Scarleth is a spelling variant of Scarlett, from an English surname tied to the rich scarlet cloth trade.
Scarleth is a variant spelling of Scarlett, a name with rich roots in English and Old French textile history. The word scarlet originally referred not to a shade of red but to a type of luxurious, finely woven cloth — from the Old French escarlate and Medieval Latin scarlatum — that was often dyed a brilliant red, making the color and the fabric synonymous over time. As a surname turned given name, Scarlett was uncommon as a first name until Margaret Mitchell's 1936 masterpiece Gone with the Wind introduced Scarlett O'Hara, one of American literature's most indelible characters: fierce, flawed, beautiful, and indomitable, her name perfectly matched to her passionate and dramatic nature.
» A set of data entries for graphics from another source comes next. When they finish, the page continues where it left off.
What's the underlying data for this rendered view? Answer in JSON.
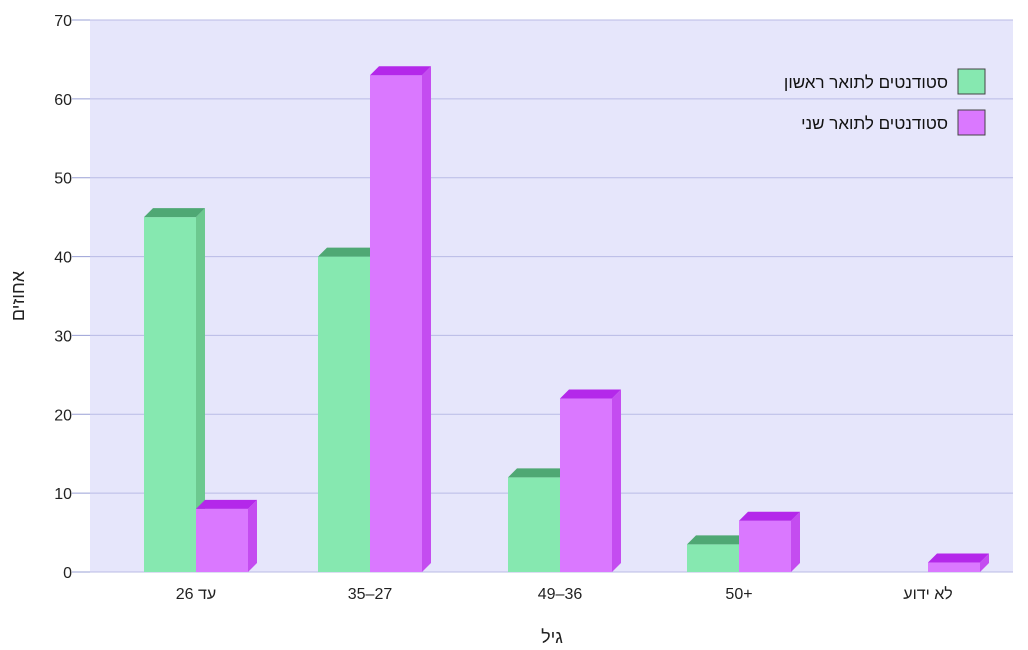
{
  "chart_data": {
    "type": "bar",
    "title": "",
    "xlabel": "גיל",
    "ylabel": "אחוזים",
    "ylim": [
      0,
      70
    ],
    "yticks": [
      0,
      10,
      20,
      30,
      40,
      50,
      60,
      70
    ],
    "grid": true,
    "legend_position": "top-right",
    "categories": [
      "עד 26",
      "35–27",
      "49–36",
      "50+",
      "לא ידוע"
    ],
    "series": [
      {
        "name": "סטודנטים לתואר ראשון",
        "values": [
          45,
          40,
          12,
          3.5,
          0
        ],
        "color": "#86e8b0",
        "side": "#6cc98f",
        "top": "#4fa874"
      },
      {
        "name": "סטודנטים לתואר שני",
        "values": [
          8,
          63,
          22,
          6.5,
          1.2
        ],
        "color": "#da78ff",
        "side": "#c44cf0",
        "top": "#b428ea"
      }
    ],
    "plot_background": "#e6e6fb",
    "grid_color": "#b9bbe6"
  }
}
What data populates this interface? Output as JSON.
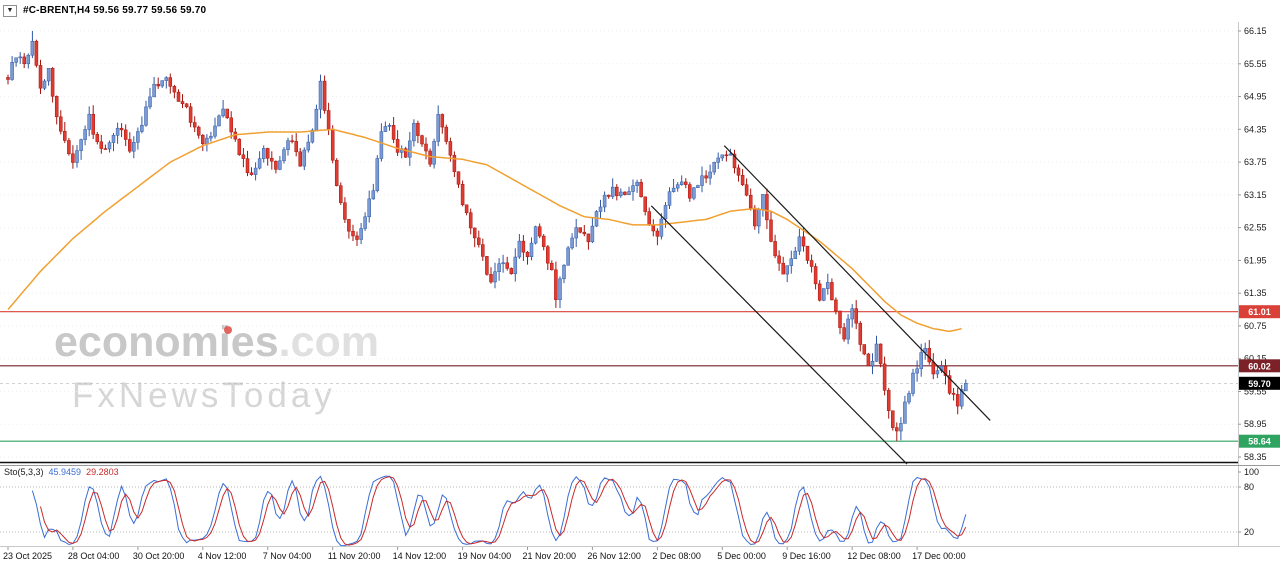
{
  "window": {
    "symbol_info": "#C-BRENT,H4 59.56 59.77 59.56 59.70",
    "dropdown_glyph": "▼"
  },
  "watermark": {
    "brand_bold": "economies",
    "brand_suffix": ".com",
    "tagline": "FxNewsToday"
  },
  "indicator": {
    "name": "Sto(5,3,3)",
    "value_main": "45.9459",
    "value_signal": "29.2803",
    "scale_labels": [
      "100",
      "80",
      "20"
    ],
    "scale_values": [
      100,
      80,
      20
    ]
  },
  "colors": {
    "bull_fill": "#7b9bd2",
    "bull_stroke": "#2f58a7",
    "bear_fill": "#e13a31",
    "bear_stroke": "#a2140d",
    "ma_line": "#f0a030",
    "trendline": "#1a1a1a",
    "level_red": "#d84038",
    "level_maroon": "#7c2128",
    "level_green": "#2fa360",
    "price_tag_black": "#000000",
    "sto_main": "#3a6ed5",
    "sto_signal": "#c92a2a",
    "axis_text": "#1a1a1a"
  },
  "chart_data": {
    "type": "candlestick",
    "symbol": "#C-BRENT",
    "timeframe": "H4",
    "last_ohlc": [
      59.56,
      59.77,
      59.56,
      59.7
    ],
    "bar_count": 237,
    "bars_per_xlabel": 16,
    "y_ticks": [
      66.15,
      65.55,
      64.95,
      64.35,
      63.75,
      63.15,
      62.55,
      61.95,
      61.35,
      60.75,
      60.15,
      59.55,
      58.95,
      58.35
    ],
    "x_labels": [
      "23 Oct 2025",
      "28 Oct 04:00",
      "30 Oct 20:00",
      "4 Nov 12:00",
      "7 Nov 04:00",
      "11 Nov 20:00",
      "14 Nov 12:00",
      "19 Nov 04:00",
      "21 Nov 20:00",
      "26 Nov 12:00",
      "2 Dec 08:00",
      "5 Dec 00:00",
      "9 Dec 16:00",
      "12 Dec 08:00",
      "17 Dec 00:00"
    ],
    "levels": [
      {
        "price": 61.01,
        "label": "61.01",
        "color": "#d84038",
        "tagged": true
      },
      {
        "price": 60.02,
        "label": "60.02",
        "color": "#7c2128",
        "tagged": true
      },
      {
        "price": 58.64,
        "label": "58.64",
        "color": "#2fa360",
        "tagged": true
      },
      {
        "price": 58.25,
        "label": "",
        "color": "#111111",
        "tagged": false
      }
    ],
    "current_price": {
      "value": 59.7,
      "label": "59.70"
    },
    "trendlines": [
      {
        "from": [
          176.5,
          64.05
        ],
        "to": [
          242,
          59.02
        ]
      },
      {
        "from": [
          158.5,
          62.95
        ],
        "to": [
          221.5,
          58.22
        ]
      }
    ],
    "ma_anchors": [
      [
        0,
        61.05
      ],
      [
        8,
        61.75
      ],
      [
        16,
        62.35
      ],
      [
        24,
        62.85
      ],
      [
        32,
        63.3
      ],
      [
        40,
        63.75
      ],
      [
        48,
        64.05
      ],
      [
        56,
        64.25
      ],
      [
        64,
        64.3
      ],
      [
        72,
        64.3
      ],
      [
        80,
        64.35
      ],
      [
        88,
        64.2
      ],
      [
        96,
        64.0
      ],
      [
        104,
        63.85
      ],
      [
        112,
        63.8
      ],
      [
        118,
        63.7
      ],
      [
        124,
        63.45
      ],
      [
        130,
        63.2
      ],
      [
        136,
        62.95
      ],
      [
        142,
        62.75
      ],
      [
        148,
        62.7
      ],
      [
        154,
        62.6
      ],
      [
        160,
        62.6
      ],
      [
        166,
        62.65
      ],
      [
        172,
        62.7
      ],
      [
        178,
        62.85
      ],
      [
        184,
        62.9
      ],
      [
        188,
        62.85
      ],
      [
        192,
        62.7
      ],
      [
        196,
        62.5
      ],
      [
        200,
        62.3
      ],
      [
        204,
        62.05
      ],
      [
        208,
        61.8
      ],
      [
        212,
        61.5
      ],
      [
        216,
        61.2
      ],
      [
        220,
        60.95
      ],
      [
        224,
        60.8
      ],
      [
        228,
        60.7
      ],
      [
        232,
        60.65
      ],
      [
        235,
        60.7
      ]
    ],
    "price_path": [
      [
        0,
        65.3
      ],
      [
        2,
        65.7
      ],
      [
        4,
        65.55
      ],
      [
        6,
        65.95
      ],
      [
        8,
        65.1
      ],
      [
        10,
        65.45
      ],
      [
        12,
        64.55
      ],
      [
        14,
        64.15
      ],
      [
        16,
        63.75
      ],
      [
        18,
        64.2
      ],
      [
        20,
        64.55
      ],
      [
        22,
        64.1
      ],
      [
        24,
        63.95
      ],
      [
        26,
        64.3
      ],
      [
        28,
        64.35
      ],
      [
        30,
        63.9
      ],
      [
        33,
        64.5
      ],
      [
        36,
        65.1
      ],
      [
        39,
        65.35
      ],
      [
        41,
        65.0
      ],
      [
        43,
        64.85
      ],
      [
        46,
        64.4
      ],
      [
        48,
        64.15
      ],
      [
        50,
        64.3
      ],
      [
        53,
        64.8
      ],
      [
        55,
        64.3
      ],
      [
        57,
        63.95
      ],
      [
        60,
        63.45
      ],
      [
        63,
        64.05
      ],
      [
        66,
        63.55
      ],
      [
        68,
        64.0
      ],
      [
        70,
        64.15
      ],
      [
        72,
        63.75
      ],
      [
        75,
        64.35
      ],
      [
        77,
        65.2
      ],
      [
        79,
        64.35
      ],
      [
        81,
        63.3
      ],
      [
        84,
        62.5
      ],
      [
        86,
        62.3
      ],
      [
        88,
        62.7
      ],
      [
        90,
        63.3
      ],
      [
        92,
        64.3
      ],
      [
        94,
        64.45
      ],
      [
        96,
        64.0
      ],
      [
        98,
        63.85
      ],
      [
        100,
        64.45
      ],
      [
        102,
        64.1
      ],
      [
        104,
        63.75
      ],
      [
        106,
        64.65
      ],
      [
        108,
        64.1
      ],
      [
        110,
        63.55
      ],
      [
        112,
        63.0
      ],
      [
        116,
        62.2
      ],
      [
        119,
        61.5
      ],
      [
        121,
        61.95
      ],
      [
        124,
        61.7
      ],
      [
        126,
        62.3
      ],
      [
        128,
        62.05
      ],
      [
        130,
        62.5
      ],
      [
        132,
        62.15
      ],
      [
        134,
        61.75
      ],
      [
        135,
        61.3
      ],
      [
        137,
        61.9
      ],
      [
        140,
        62.5
      ],
      [
        143,
        62.3
      ],
      [
        146,
        63.0
      ],
      [
        149,
        63.25
      ],
      [
        152,
        63.1
      ],
      [
        155,
        63.4
      ],
      [
        158,
        62.6
      ],
      [
        160,
        62.45
      ],
      [
        163,
        63.2
      ],
      [
        166,
        63.45
      ],
      [
        168,
        63.1
      ],
      [
        170,
        63.35
      ],
      [
        173,
        63.6
      ],
      [
        175,
        63.8
      ],
      [
        177,
        63.95
      ],
      [
        179,
        63.7
      ],
      [
        182,
        63.15
      ],
      [
        184,
        62.6
      ],
      [
        186,
        63.1
      ],
      [
        189,
        62.0
      ],
      [
        191,
        61.7
      ],
      [
        193,
        62.0
      ],
      [
        195,
        62.35
      ],
      [
        198,
        61.85
      ],
      [
        200,
        61.25
      ],
      [
        202,
        61.6
      ],
      [
        204,
        60.95
      ],
      [
        206,
        60.55
      ],
      [
        208,
        61.05
      ],
      [
        210,
        60.4
      ],
      [
        212,
        59.95
      ],
      [
        214,
        60.35
      ],
      [
        216,
        59.6
      ],
      [
        218,
        58.95
      ],
      [
        219,
        58.75
      ],
      [
        221,
        59.3
      ],
      [
        223,
        59.85
      ],
      [
        225,
        60.2
      ],
      [
        226,
        60.35
      ],
      [
        228,
        59.9
      ],
      [
        230,
        60.05
      ],
      [
        232,
        59.5
      ],
      [
        234,
        59.35
      ],
      [
        236,
        59.7
      ]
    ],
    "forced_extremes": {
      "highs": [
        [
          6,
          66.15
        ]
      ],
      "lows": [
        [
          135,
          61.08
        ],
        [
          219,
          58.64
        ]
      ]
    }
  }
}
The character of Scarlett O'Hara gave the name an enormous cultural charge — it became associated with Southern romance, willful determination, and a kind of theatrical femininity that was at once admired and complicated. For decades the name carried that Gone with the Wind shadow, but by the early 21st century it had shed most of its regional associations and entered mainstream American and British naming culture as simply a striking, vibrant choice. The actress Scarlett Johansson contributed significantly to the name's contemporary glamour, making it feel both cinematic and modern.
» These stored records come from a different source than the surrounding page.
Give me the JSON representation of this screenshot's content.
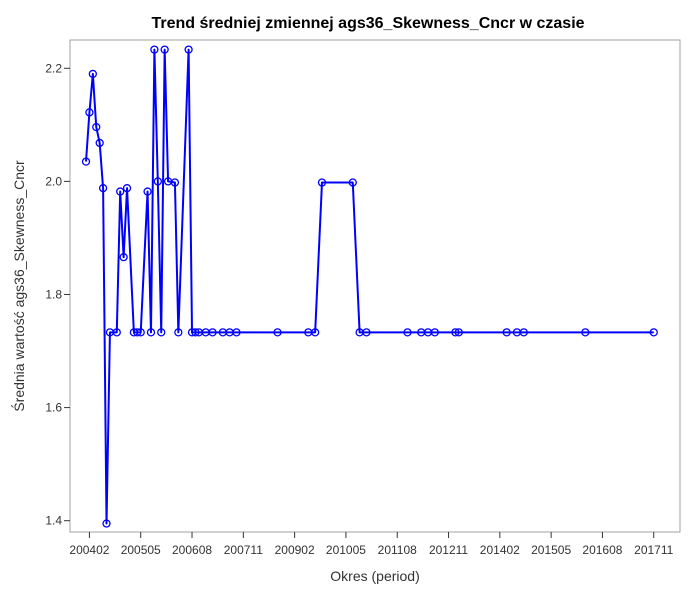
{
  "chart_data": {
    "type": "line",
    "title": "Trend średniej zmiennej ags36_Skewness_Cncr w czasie",
    "xlabel": "Okres (period)",
    "ylabel": "Średnia wartość ags36_Skewness_Cncr",
    "x_axis_type": "year-month period (YYYYMM)",
    "xlim": [
      "2004-01",
      "2018-02"
    ],
    "ylim": [
      1.38,
      2.25
    ],
    "x_ticks": [
      "200402",
      "200505",
      "200608",
      "200711",
      "200902",
      "201005",
      "201108",
      "201211",
      "201402",
      "201505",
      "201608",
      "201711"
    ],
    "y_ticks": [
      "1.4",
      "1.6",
      "1.8",
      "2.0",
      "2.2"
    ],
    "line_color": "#0000ff",
    "marker": "open circle",
    "grid": false,
    "series": [
      {
        "x": [
          "2004-01",
          "2004-02",
          "2004-03",
          "2004-04",
          "2004-05",
          "2004-06",
          "2004-07",
          "2004-08",
          "2004-10",
          "2004-11",
          "2004-12",
          "2005-01",
          "2005-03",
          "2005-04",
          "2005-05",
          "2005-07",
          "2005-08",
          "2005-09",
          "2005-10",
          "2005-11",
          "2005-12",
          "2006-01",
          "2006-03",
          "2006-04",
          "2006-07",
          "2006-08",
          "2006-09",
          "2006-10",
          "2006-12",
          "2007-02",
          "2007-05",
          "2007-07",
          "2007-09",
          "2008-09",
          "2009-06",
          "2009-08",
          "2009-10",
          "2010-07",
          "2010-09",
          "2010-11",
          "2011-11",
          "2012-03",
          "2012-05",
          "2012-07",
          "2013-01",
          "2013-02",
          "2014-04",
          "2014-07",
          "2014-09",
          "2016-03",
          "2017-11"
        ],
        "values": [
          2.035,
          2.122,
          2.19,
          2.096,
          2.068,
          1.988,
          1.395,
          1.733,
          1.733,
          1.982,
          1.866,
          1.988,
          1.733,
          1.733,
          1.733,
          1.982,
          1.733,
          2.233,
          2.0,
          1.733,
          2.233,
          2.0,
          1.998,
          1.733,
          2.233,
          1.733,
          1.733,
          1.733,
          1.733,
          1.733,
          1.733,
          1.733,
          1.733,
          1.733,
          1.733,
          1.733,
          1.998,
          1.998,
          1.733,
          1.733,
          1.733,
          1.733,
          1.733,
          1.733,
          1.733,
          1.733,
          1.733,
          1.733,
          1.733,
          1.733,
          1.733
        ]
      }
    ]
  }
}
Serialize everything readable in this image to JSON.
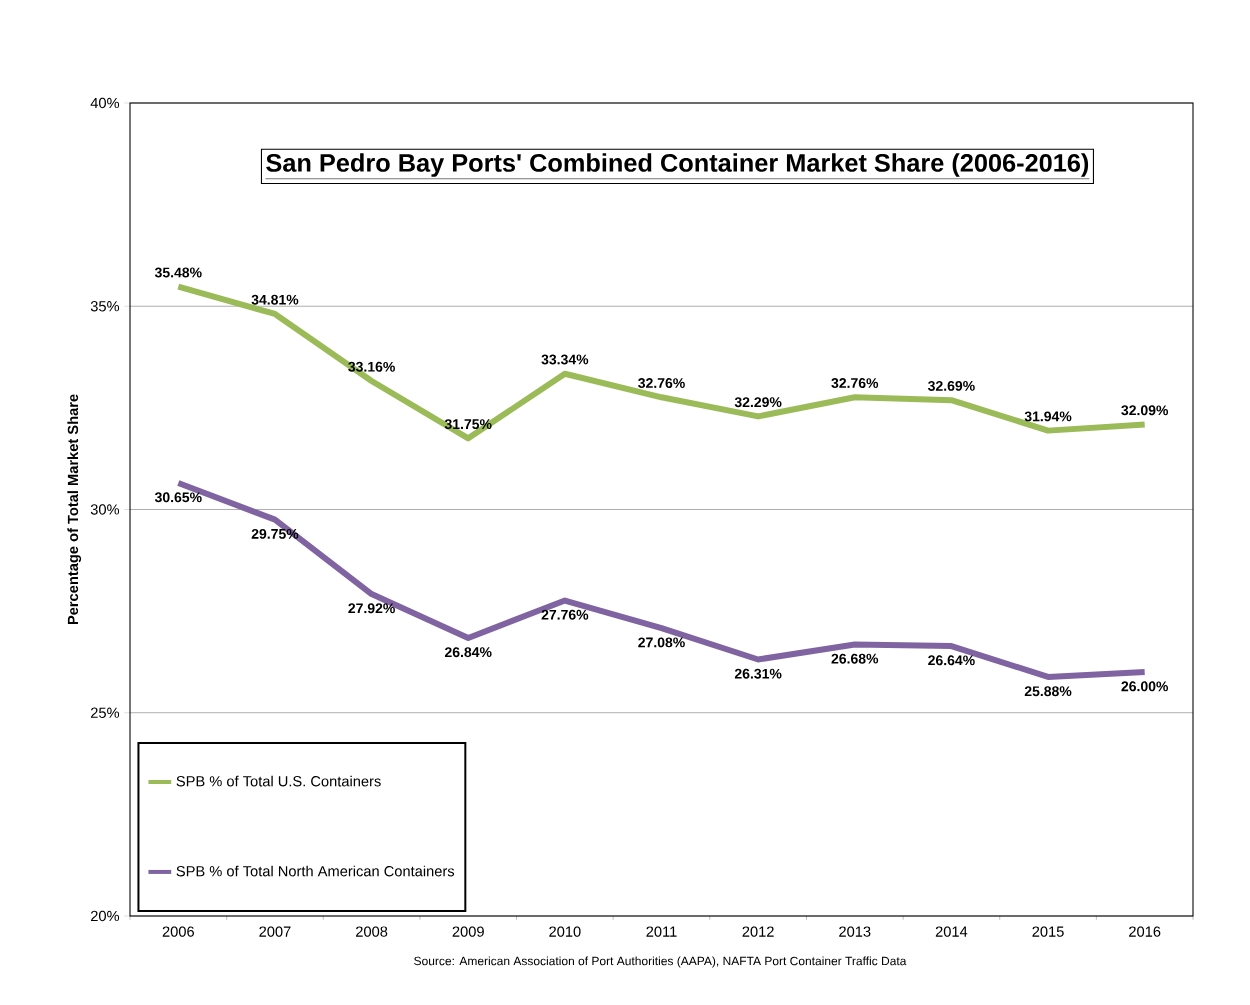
{
  "chart_data": {
    "type": "line",
    "title": "San Pedro Bay Ports' Combined Container Market Share  (2006-2016)",
    "ylabel": "Percentage of Total Market Share",
    "annotations": [
      "Source:  American Association of Port Authorities (AAPA),  NAFTA Port Container Traffic Data"
    ],
    "categories": [
      "2006",
      "2007",
      "2008",
      "2009",
      "2010",
      "2011",
      "2012",
      "2013",
      "2014",
      "2015",
      "2016"
    ],
    "series": [
      {
        "name": "SPB % of Total U.S. Containers",
        "color": "#9bbb59",
        "values": [
          35.48,
          34.81,
          33.16,
          31.75,
          33.34,
          32.76,
          32.29,
          32.76,
          32.69,
          31.94,
          32.09
        ],
        "value_labels": [
          "35.48%",
          "34.81%",
          "33.16%",
          "31.75%",
          "33.34%",
          "32.76%",
          "32.29%",
          "32.76%",
          "32.69%",
          "31.94%",
          "32.09%"
        ]
      },
      {
        "name": "SPB % of Total North American Containers",
        "color": "#8064a2",
        "values": [
          30.65,
          29.75,
          27.92,
          26.84,
          27.76,
          27.08,
          26.31,
          26.68,
          26.64,
          25.88,
          26.0
        ],
        "value_labels": [
          "30.65%",
          "29.75%",
          "27.92%",
          "26.84%",
          "27.76%",
          "27.08%",
          "26.31%",
          "26.68%",
          "26.64%",
          "25.88%",
          "26.00%"
        ]
      }
    ],
    "ylim": [
      20,
      40
    ],
    "yticks": [
      {
        "value": 20,
        "label": "20%"
      },
      {
        "value": 25,
        "label": "25%"
      },
      {
        "value": 30,
        "label": "30%"
      },
      {
        "value": 35,
        "label": "35%"
      },
      {
        "value": 40,
        "label": "40%"
      }
    ],
    "grid": "y",
    "legend": "bottom left",
    "line_style": "solid"
  }
}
Scarleth, with its "th" ending, is most common in Latin American Spanish-speaking communities, where the original English name was adopted phonetically and then respelled to match Spanish orthographic conventions — the final "tt" becoming "th" in a common pattern also seen in names like Elizabethand Liseth. This Spanish-inflected spelling gives the name a pan-American character, belonging simultaneously to both Anglophone and Hispanophone worlds. For parents navigating bilingual households or simply drawn to the name's visual distinction, Scarleth offers Scarlett's fire with a cross-cultural signature.